Not only do folk have to cut back and economise a bit, they're being made to feel that this is a terrible thing because if they do they won't have a Perfect Christmas and then their kids and friends and relatives will think they're Scrouge and have a horrible day and it will all be their Fault. Because it's 20% off, folks! So what if you can't afford the other 80% either. It's a bargain!!

So, what did I buy today, given that it was a big Shopping Opportunity with Discount? A diary for me, a diary for Princess (it had a fairy riding a unicorn on the front so it had to be bought) and some craft paper. Total cost £4.98. I had a look round the shops then came home, feeling hot and bothered and vaguely nauseated. I feel much the same way about the way Christmas is presented these days, come to think of it. Credit crunch or not, I just don't want to do this. Which is fine because I'm pretty good at avoiding commercial pressure to buy tat I don't need. But though I can see the arguement justifying all these sales and offers from the trading result point of view, I feel annoyed on behalf of the increasing number of folk that will feel they still have to keep spending even though they can't afford to.


Rosie said...

Couldn't agree more!

Lara said...

I completely agree!

I don't think people are satisfied with being made to feel that way, either. We need to get back to spending time with family and enjoying each other, not things.

peri said...

I agree as well. For the last few years we have cut back and back at Christmas - just because I hate the commercialism and this modern geegaw of the 'ideal' holiday period (I also hate that phase, brings to mind something totally different). We aim to have a more traditional family time and with the money we don't spend on hyped up plastic rubbish we have an extra holiday or a few treat/day out trips.

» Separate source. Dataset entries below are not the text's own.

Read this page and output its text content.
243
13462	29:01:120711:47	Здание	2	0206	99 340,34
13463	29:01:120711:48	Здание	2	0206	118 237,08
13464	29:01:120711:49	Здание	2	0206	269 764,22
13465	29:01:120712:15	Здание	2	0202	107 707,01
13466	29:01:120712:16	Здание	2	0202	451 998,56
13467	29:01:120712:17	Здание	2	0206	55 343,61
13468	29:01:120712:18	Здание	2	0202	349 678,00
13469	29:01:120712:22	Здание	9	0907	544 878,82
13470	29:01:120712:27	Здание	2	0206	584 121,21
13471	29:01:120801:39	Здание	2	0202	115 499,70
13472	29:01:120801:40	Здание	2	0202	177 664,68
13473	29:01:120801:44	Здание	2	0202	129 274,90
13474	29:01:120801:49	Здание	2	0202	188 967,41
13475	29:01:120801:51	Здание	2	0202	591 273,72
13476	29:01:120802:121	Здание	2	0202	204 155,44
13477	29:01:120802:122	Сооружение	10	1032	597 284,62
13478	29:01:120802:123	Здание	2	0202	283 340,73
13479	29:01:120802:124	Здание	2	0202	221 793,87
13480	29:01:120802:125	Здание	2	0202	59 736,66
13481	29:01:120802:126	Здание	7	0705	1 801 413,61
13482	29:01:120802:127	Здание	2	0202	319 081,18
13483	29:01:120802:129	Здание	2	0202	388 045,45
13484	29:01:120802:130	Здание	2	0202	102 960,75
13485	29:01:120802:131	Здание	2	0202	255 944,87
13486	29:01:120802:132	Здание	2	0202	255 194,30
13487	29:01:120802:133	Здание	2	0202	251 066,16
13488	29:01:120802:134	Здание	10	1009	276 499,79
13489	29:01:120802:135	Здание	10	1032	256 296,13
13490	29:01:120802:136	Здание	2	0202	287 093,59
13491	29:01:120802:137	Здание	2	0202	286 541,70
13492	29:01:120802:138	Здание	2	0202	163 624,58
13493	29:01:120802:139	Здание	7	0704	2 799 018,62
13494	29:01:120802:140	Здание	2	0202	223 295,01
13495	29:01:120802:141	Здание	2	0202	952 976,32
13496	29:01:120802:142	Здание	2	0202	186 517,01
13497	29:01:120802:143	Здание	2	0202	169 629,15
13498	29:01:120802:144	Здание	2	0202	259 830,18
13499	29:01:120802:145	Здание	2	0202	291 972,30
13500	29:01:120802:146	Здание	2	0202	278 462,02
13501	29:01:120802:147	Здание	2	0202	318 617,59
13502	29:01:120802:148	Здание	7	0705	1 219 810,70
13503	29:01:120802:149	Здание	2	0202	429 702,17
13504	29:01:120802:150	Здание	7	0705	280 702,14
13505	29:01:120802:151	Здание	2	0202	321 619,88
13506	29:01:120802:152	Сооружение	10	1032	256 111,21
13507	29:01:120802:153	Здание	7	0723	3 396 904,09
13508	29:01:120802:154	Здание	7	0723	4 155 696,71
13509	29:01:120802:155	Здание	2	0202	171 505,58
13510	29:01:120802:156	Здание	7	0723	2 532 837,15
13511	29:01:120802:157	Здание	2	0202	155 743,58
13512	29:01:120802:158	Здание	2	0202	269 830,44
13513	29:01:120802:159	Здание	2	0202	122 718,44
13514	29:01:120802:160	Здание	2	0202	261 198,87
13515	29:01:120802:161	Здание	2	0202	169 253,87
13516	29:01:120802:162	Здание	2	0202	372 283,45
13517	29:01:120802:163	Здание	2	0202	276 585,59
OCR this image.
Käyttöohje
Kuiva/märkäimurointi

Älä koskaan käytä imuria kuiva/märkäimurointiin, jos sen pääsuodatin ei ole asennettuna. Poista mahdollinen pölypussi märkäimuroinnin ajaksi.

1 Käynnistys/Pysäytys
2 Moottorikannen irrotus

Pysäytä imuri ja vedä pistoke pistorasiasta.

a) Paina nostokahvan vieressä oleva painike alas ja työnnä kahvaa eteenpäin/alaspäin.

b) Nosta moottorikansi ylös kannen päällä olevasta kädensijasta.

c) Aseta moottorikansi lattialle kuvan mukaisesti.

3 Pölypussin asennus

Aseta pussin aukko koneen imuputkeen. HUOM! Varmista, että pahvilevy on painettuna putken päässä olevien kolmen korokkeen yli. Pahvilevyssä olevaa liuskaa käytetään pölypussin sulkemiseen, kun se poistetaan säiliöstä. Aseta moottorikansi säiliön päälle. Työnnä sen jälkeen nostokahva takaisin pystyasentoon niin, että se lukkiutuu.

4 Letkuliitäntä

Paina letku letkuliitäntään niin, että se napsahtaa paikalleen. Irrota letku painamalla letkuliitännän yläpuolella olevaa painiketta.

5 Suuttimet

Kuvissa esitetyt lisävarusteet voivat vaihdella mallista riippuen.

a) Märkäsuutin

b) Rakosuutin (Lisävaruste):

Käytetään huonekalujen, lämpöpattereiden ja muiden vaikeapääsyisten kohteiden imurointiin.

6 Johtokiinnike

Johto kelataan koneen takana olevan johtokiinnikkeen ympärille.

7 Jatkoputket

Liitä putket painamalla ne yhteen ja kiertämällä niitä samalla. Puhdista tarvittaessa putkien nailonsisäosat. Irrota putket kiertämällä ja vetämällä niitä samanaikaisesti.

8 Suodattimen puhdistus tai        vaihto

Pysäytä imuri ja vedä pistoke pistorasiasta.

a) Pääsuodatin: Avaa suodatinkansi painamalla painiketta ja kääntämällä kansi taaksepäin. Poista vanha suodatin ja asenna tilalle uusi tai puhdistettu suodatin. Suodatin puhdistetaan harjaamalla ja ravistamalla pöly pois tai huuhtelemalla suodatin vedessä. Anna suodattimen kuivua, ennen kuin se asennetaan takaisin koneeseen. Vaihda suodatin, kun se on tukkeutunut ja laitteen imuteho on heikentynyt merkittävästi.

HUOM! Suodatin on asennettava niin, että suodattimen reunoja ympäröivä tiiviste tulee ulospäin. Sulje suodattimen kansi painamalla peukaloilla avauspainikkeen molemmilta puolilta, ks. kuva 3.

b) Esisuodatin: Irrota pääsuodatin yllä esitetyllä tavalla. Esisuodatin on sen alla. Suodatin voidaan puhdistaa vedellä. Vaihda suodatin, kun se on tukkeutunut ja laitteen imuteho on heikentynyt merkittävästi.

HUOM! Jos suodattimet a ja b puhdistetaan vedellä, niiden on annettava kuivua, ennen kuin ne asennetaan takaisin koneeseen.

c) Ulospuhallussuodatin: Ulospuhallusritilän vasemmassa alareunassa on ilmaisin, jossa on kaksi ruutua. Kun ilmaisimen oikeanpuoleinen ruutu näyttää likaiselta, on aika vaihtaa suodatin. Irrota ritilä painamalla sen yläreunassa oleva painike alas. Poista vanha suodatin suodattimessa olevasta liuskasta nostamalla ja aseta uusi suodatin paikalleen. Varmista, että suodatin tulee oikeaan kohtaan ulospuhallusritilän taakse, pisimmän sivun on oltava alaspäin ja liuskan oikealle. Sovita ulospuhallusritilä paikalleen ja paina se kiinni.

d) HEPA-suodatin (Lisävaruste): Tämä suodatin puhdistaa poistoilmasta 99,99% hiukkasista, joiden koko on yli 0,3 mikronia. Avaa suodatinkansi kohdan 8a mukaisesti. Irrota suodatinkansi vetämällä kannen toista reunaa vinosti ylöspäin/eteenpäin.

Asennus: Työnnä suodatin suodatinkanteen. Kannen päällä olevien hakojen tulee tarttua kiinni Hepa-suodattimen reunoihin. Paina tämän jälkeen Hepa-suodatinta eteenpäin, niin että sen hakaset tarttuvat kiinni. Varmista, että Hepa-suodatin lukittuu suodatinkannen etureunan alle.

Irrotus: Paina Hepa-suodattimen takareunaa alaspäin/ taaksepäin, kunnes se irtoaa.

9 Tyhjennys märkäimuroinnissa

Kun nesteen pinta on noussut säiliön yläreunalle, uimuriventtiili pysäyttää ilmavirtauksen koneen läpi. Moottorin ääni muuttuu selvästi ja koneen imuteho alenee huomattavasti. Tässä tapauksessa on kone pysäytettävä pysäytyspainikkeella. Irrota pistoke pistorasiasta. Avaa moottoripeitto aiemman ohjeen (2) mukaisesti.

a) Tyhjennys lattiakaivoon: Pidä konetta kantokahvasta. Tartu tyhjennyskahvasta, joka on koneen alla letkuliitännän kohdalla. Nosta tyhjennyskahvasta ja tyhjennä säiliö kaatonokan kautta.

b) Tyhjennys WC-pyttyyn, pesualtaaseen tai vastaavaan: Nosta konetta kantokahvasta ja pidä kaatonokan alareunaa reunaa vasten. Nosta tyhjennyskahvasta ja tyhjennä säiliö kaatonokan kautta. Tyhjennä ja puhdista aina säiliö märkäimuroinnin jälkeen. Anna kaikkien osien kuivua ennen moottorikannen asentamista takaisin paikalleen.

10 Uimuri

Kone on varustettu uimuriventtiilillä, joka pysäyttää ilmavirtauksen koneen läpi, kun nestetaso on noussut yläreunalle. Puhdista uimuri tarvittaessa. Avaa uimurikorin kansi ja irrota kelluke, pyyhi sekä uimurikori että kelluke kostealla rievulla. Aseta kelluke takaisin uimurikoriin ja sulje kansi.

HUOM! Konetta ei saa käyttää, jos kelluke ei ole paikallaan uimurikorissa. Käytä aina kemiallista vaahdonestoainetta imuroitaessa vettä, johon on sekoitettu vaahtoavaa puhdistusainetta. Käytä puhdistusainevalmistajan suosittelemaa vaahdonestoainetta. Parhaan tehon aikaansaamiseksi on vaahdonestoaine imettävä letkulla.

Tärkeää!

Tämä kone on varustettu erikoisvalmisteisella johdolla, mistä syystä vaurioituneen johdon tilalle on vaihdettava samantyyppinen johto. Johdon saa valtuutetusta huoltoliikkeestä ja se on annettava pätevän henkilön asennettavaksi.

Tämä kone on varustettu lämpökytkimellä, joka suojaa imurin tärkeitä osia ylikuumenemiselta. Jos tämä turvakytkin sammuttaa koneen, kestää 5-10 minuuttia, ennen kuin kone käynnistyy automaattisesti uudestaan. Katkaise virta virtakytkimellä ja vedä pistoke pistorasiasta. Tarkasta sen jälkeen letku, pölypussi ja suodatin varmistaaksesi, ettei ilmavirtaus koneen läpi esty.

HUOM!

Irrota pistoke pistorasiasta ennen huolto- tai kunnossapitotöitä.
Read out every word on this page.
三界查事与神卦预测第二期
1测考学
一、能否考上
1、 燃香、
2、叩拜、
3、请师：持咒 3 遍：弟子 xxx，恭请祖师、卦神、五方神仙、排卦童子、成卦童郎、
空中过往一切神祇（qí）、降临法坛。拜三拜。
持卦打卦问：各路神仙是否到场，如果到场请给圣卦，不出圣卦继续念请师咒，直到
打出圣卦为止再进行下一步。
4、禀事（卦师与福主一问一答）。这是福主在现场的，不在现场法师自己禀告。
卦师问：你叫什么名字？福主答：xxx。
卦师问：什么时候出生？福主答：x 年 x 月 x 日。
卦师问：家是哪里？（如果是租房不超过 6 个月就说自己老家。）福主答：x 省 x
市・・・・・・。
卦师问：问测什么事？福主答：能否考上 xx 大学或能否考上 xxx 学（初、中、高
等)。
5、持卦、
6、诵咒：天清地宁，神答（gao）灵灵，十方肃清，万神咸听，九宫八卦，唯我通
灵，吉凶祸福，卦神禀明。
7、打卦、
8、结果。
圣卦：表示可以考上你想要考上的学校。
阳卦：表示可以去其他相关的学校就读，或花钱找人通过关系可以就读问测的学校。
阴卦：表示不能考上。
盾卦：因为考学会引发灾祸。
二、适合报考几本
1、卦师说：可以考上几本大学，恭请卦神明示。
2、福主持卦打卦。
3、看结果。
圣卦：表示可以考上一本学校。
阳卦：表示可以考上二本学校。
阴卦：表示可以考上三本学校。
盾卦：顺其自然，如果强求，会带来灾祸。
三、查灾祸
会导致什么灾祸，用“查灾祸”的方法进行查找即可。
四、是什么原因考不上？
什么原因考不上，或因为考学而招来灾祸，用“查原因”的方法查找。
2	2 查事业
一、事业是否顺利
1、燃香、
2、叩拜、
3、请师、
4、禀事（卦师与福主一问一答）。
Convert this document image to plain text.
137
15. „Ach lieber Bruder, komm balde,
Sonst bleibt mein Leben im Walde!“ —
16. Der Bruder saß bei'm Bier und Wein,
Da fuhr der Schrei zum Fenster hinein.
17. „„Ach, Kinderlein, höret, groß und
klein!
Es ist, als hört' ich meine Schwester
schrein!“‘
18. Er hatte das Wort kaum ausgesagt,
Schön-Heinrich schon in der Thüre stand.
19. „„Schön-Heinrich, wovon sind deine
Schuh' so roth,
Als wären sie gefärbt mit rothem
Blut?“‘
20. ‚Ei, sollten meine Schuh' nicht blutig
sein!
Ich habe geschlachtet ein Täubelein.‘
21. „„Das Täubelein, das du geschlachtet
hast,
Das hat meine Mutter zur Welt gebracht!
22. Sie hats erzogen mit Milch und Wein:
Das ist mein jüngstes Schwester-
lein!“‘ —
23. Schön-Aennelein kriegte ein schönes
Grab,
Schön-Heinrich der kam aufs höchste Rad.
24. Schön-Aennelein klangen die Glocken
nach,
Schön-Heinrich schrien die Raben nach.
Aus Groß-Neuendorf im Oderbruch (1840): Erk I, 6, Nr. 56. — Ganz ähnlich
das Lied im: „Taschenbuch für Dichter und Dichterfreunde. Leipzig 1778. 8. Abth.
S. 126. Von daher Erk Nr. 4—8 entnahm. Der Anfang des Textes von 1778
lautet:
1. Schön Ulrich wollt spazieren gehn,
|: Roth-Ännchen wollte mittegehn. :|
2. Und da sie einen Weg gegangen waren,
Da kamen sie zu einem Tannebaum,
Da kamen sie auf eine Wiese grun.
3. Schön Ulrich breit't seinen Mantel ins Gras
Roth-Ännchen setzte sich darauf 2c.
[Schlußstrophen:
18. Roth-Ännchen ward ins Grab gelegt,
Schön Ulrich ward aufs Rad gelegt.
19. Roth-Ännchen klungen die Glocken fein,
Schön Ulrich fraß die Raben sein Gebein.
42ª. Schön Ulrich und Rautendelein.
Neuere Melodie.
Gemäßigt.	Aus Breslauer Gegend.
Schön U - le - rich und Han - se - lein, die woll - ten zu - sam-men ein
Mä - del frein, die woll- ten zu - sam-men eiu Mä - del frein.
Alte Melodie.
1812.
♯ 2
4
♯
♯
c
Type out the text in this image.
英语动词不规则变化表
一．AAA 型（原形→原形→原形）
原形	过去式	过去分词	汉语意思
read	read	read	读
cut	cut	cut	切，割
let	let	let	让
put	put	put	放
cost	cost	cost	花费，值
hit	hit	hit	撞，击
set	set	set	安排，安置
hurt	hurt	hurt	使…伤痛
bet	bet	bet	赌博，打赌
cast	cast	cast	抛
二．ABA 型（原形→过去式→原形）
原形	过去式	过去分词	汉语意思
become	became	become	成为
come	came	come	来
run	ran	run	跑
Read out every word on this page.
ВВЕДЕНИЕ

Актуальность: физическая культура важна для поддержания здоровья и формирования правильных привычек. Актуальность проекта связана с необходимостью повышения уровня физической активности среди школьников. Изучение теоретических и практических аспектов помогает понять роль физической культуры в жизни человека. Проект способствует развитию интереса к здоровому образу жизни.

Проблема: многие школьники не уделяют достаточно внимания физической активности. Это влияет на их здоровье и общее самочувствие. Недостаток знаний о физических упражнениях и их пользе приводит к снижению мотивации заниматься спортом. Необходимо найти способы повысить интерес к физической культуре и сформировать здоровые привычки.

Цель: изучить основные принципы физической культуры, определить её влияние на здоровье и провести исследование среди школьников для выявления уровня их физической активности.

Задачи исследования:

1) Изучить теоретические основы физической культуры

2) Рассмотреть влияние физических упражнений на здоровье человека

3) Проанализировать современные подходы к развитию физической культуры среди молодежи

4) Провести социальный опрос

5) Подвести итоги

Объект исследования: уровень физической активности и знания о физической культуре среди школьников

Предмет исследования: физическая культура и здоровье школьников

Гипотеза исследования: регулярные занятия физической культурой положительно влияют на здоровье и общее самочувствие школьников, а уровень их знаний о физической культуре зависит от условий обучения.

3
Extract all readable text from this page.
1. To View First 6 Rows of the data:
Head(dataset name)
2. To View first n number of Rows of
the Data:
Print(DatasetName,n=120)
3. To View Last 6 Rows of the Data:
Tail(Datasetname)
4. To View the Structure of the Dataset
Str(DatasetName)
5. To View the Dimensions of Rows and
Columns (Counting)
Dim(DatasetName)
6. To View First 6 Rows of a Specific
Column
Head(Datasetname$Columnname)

In fact the next person who asks me about Christmas shopping will probably think I should have been named Ebenezer - bah humbug!

SewIknit2 said...

I'm with you on this one too!
and since when did we have to start ordering new blinds and soft furnishings and furniture "for Christmas"?
There are lots of bargains out there for those that are shopping, but its not a bargain if you didn't PLAN on buying it in the first place!
I'm glad my lads are out of the stage where they "need" tons of the plasticy gimmicky "extras" to make up their stockings, its such a terrible waste of money isn't it?
bah-humbug! pass the sherry! please? and can I have a large mince pie too!

gourdongirl said...

I totally agree with we can Baa Humbug together!

Jo at Celtic Memory Yarns said...

After reading your post I clicked on Comment instantly to say I couldn't agree more - and found plenty of people ahead of me!

So I suspect this is a general upswelling against the new over-commercialised Christmas. I for one am now making a determined decision to reverse the trend this year. Let's all do it! We're already halfway there with making our own gifts through fibrecraft anyway.

needles said...

Add my name to the list of folks who have had it with all the commercial hype of "the holiday season", especially since here in Canada it is politically insensitive to say "the Christmas Season." I am definitely cutting back on the gifts and decorations and I expect my Christmas to be "perfect" for me and mine.